To better understand the effects of selective logging on M. nemestrina, we assessed the macaque distribution as well as the covariate structure that best explains variation in occupancy probabilities within BTFC. Unlike in PFR, we found evidence that elevation had a strong effect on site occupancy in BTFC, as indicated by its inclusion in the top-ranked model (ΔAICc ≤ 2, Table 2). Specifically, occupancy probability was found to significantly decrease with increasing elevation (Table 3, Fig. 4). Further, low model-averaged coefficients and comparatively large 95% confidence intervals suggest that occupancy did not significantly differ between habitats. Predicted occupancy probabilities in the strictly protected forest of Belum and the selectively logged forest of Temengor were 0.59 (SE = 0.08) and 0.58 (SE = 0.09), respectively, when fixing all other covariates at their mean values. Similarly, the NDVI and distance to the closest human settlement had no effect on macaque site occupancy (Table 3).

Effect of elevation on site occupancy of Macaca nemestrina in the Belum-Temengor Forest Complex.

Figure 4: Effect of elevation on site occupancy of Macaca nemestrina in the Belum-Temengor Forest Complex.

The solid line shows the fitted model and the shaded areas its 95% confidence interval, conditional on all other predictors being fixed at their mean values (N = 254). The dashed lines indicate the mean elevation at the two study sites, i.e., the Belum-Temengor Forest Complex (BTFC) and Pasoh Forest Reserve (PFR).

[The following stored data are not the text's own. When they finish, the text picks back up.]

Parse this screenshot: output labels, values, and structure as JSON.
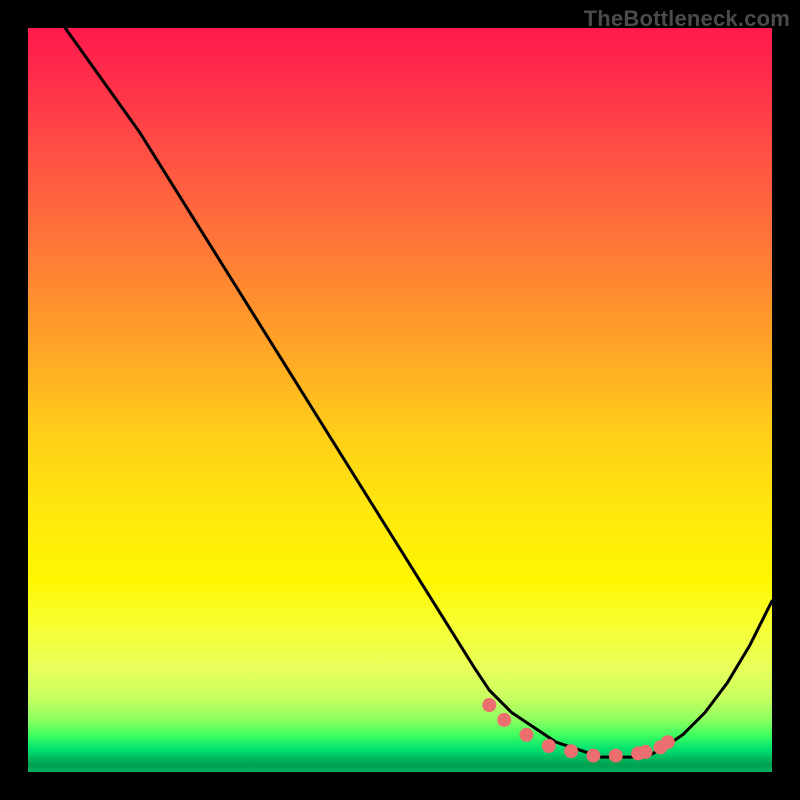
{
  "watermark": "TheBottleneck.com",
  "chart_data": {
    "type": "line",
    "title": "",
    "xlabel": "",
    "ylabel": "",
    "xlim": [
      0,
      100
    ],
    "ylim": [
      0,
      100
    ],
    "series": [
      {
        "name": "bottleneck-curve",
        "x": [
          5,
          10,
          15,
          20,
          25,
          30,
          35,
          40,
          45,
          50,
          55,
          60,
          62,
          65,
          68,
          71,
          74,
          77,
          80,
          83,
          85,
          88,
          91,
          94,
          97,
          100
        ],
        "y": [
          100,
          93,
          86,
          78,
          70,
          62,
          54,
          46,
          38,
          30,
          22,
          14,
          11,
          8,
          6,
          4,
          3,
          2,
          2,
          2,
          3,
          5,
          8,
          12,
          17,
          23
        ]
      }
    ],
    "markers": {
      "name": "optimal-range-dots",
      "x": [
        62,
        64,
        67,
        70,
        73,
        76,
        79,
        82,
        83,
        85,
        86
      ],
      "y": [
        9,
        7,
        5,
        3.5,
        2.8,
        2.2,
        2.2,
        2.5,
        2.7,
        3.3,
        4
      ]
    },
    "colors": {
      "curve": "#000000",
      "dots": "#ec6e6e",
      "gradient_top": "#ff1a4d",
      "gradient_bottom": "#00b060"
    }
  }
}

Macaques’ age and sex structure in BTFC

To explicitly examine the viability of M. nemestrina in selectively logged forests, we investigated whether the macaques’ age and sex structure differed between intact and partially degraded habitats within BTFC. We detected a total of 614 and 695 individual macaques in Belum and Temengor, respectively, 96% of which could be unambiguously assigned to an age and sex class. Chi-square test of independence did not reveal significant differences in the age and sex ratio between the undisturbed forest of Belum and the selectively logged forest of Temengor (χ2 = 0.45, df = 4, p = 0.98). In both habitats, approximately 60% of detected individuals were adults, while 40% of detections were immatures including subadults, juveniles and infants (Fig. 5).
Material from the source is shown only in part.